Ucapan Aira yang begitu mantap membuat perasaan Yumna tercubit. Pelan gadis cantik itu bergumam, "iya sih. Harusnya tadi aku juga berpikir demikian. Tapi, aku malah emosi duluan."
"Ya pasti karena kamu gak terima." Aira berkata dengan senyum. Teringat perdebatan Yumna tadi dengan Dira di rumah sakit perihal donor darah.
"Iya lah. Tapi aku juga senang sih udah mukul dia balik."
"Mukul?" Aira langsung merasa kalau Yumna sudah main tangan pada Talita. Tapi...
"Mukul dia dengan fakta yang kubuat. Dia tadi sampai shock, kaget, dan wajahnya jadi pucat," urai Yumna dengan raut wajah penuh rasa puas.
"Kamu bilang apa?"
"Dia nyangka aku istrinya Zian. Aku jelasin dia gak mau. Ya udah aku diemin. Trus aku bilang aja kalau Zian itu udah punya istri dua. Istri pertamanya, Kak Aira."

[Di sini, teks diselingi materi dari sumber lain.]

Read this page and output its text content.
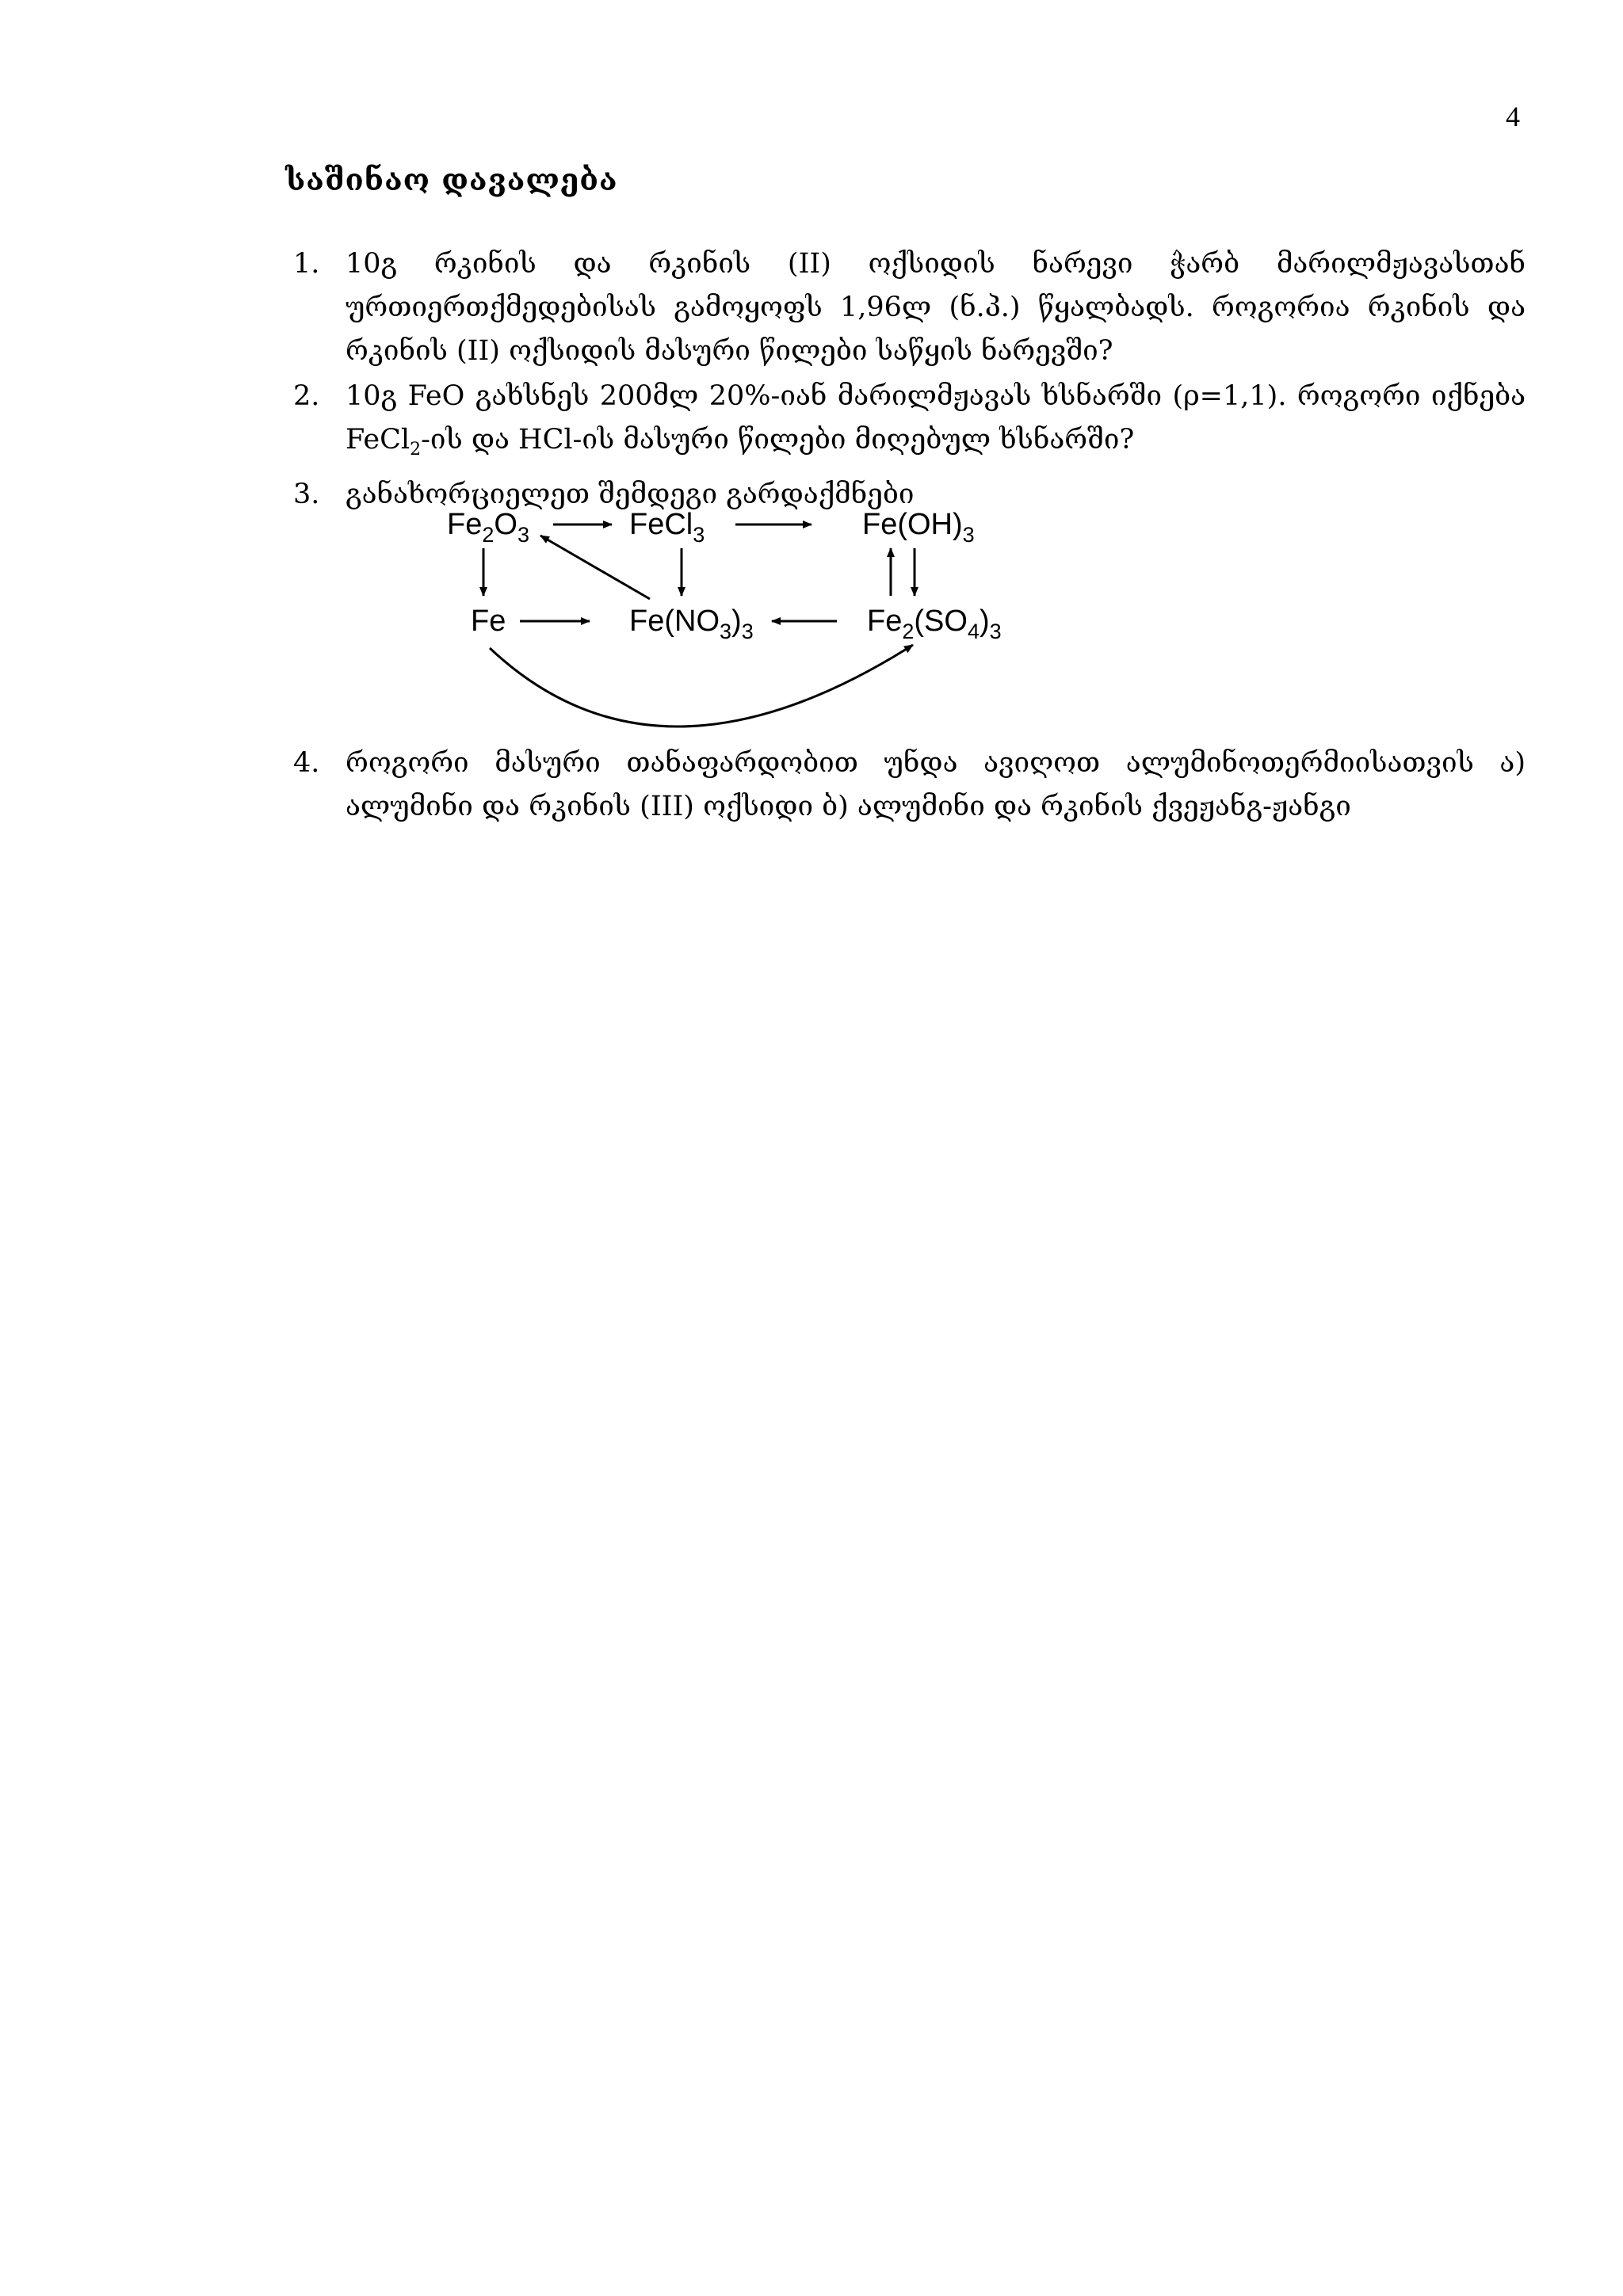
4
საშინაო დავალება
1. 10გ რკინის და რკინის (II) ოქსიდის ნარევი ჭარბ მარილმჟავასთან
ურთიერთქმედებისას გამოყოფს 1,96ლ (ნ.პ.) წყალბადს. როგორია რკინის და რკინის (II) ოქსიდის მასური წილები საწყის ნარევში?
2. 10გ FeO გახსნეს 200მლ 20%-იან მარილმჟავას ხსნარში (ρ=1,1). როგორი იქნება
FeCl$_2$-ის და HCl-ის მასური წილები მიღებულ ხსნარში?
3. განახორციელეთ შემდეგი გარდაქმნები
$Fe_2O_3$	FeCl$_3$	$Fe(OH)_3$
Fe	$Fe(NO_3)_3$	$Fe_2(SO_4)_3$
4. როგორი მასური თანაფარდობით უნდა ავიღოთ ალუმინოთერმიისათვის ა)
ალუმინი და რკინის (III) ოქსიდი ბ) ალუმინი და რკინის ქვეჟანგ-ჟანგი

"Konyol nih anak." Aira langsung berdecak dengan raut wajah kesal. "Bisa-bisanya malah ngarang cerita. Ngadi-ngadi lagi. Gimana kalau si Talita itu benar-benar percaya?"
"Ya emang dia udah percaya," sahut Yumna santai.
"Yumna."
"Ya biarlah, Kak. Kamu gak liat tadi gimana ekspresi Talita. Dia langsung pucat dan pergi gitu aja." Yumna tergelak dengan rasa puas.
"Seru tau," seloroh Yumna dengan sisa tawanya.
Aira hanya menggeleng, tak habis pikir dengan ide konyol Yumna itu.
"Aku jadi ngebayangin kita beneran jadi madu. Sama-sama jadi istrinya Zian. Kayak mau muntah pelangi aku kak."
"Yum, kamu gak mikir apa, gimana jika kabar Zian punya dua istri itu tersebar di kantor? Apa itu gak ngejelekin reputasi dia. Kamu bilang Zian sedang dipromosiin naik jabatan."
Aira menatap Yumna dengan khawatir.
Mendengar itu sepasang mata Yumna berkedut samar. Ada kekhawatiran yang tiba-tiba datang. Tapi...
"Gak mungkin Talita menyebarkan kabar itu, Kak," katanya, walau dalam hati, Yumna tidak begitu yakin.
"Berharap saja demikian.."
Suasana menjadi hening. Keduanya terdiam dengan jalan pikiran masing-masing. Hingga lalu terdengar notifikasi chat di ponsel Aira.
Aira.. kamu bebas membuat pilihan, apa pun yang kamu inginkan. Tapi ingat yah, kamu gak bebas dari konsekuensi pilihan kamu.
Baris kalimat dari chat itu membuat Aira menahan napas lalu mengempaskannya perlahan.
Benar. Kalimat itu memang benar. Tapi, Aira tahu apa maksud terselubung dari si pengirim chat itu padanya. Dan hal itulah yang membuat Aira menghela napas berat.
Selang lima menit, terdengar lagi notif chat berikutnya.
Dan satu lagi, Aira. Suatu saat akan datang waktu di hidup kamu, ketika kamu harus memilih untuk membalik halaman, menulis buku yang lain. Atau sekedar menutupnya.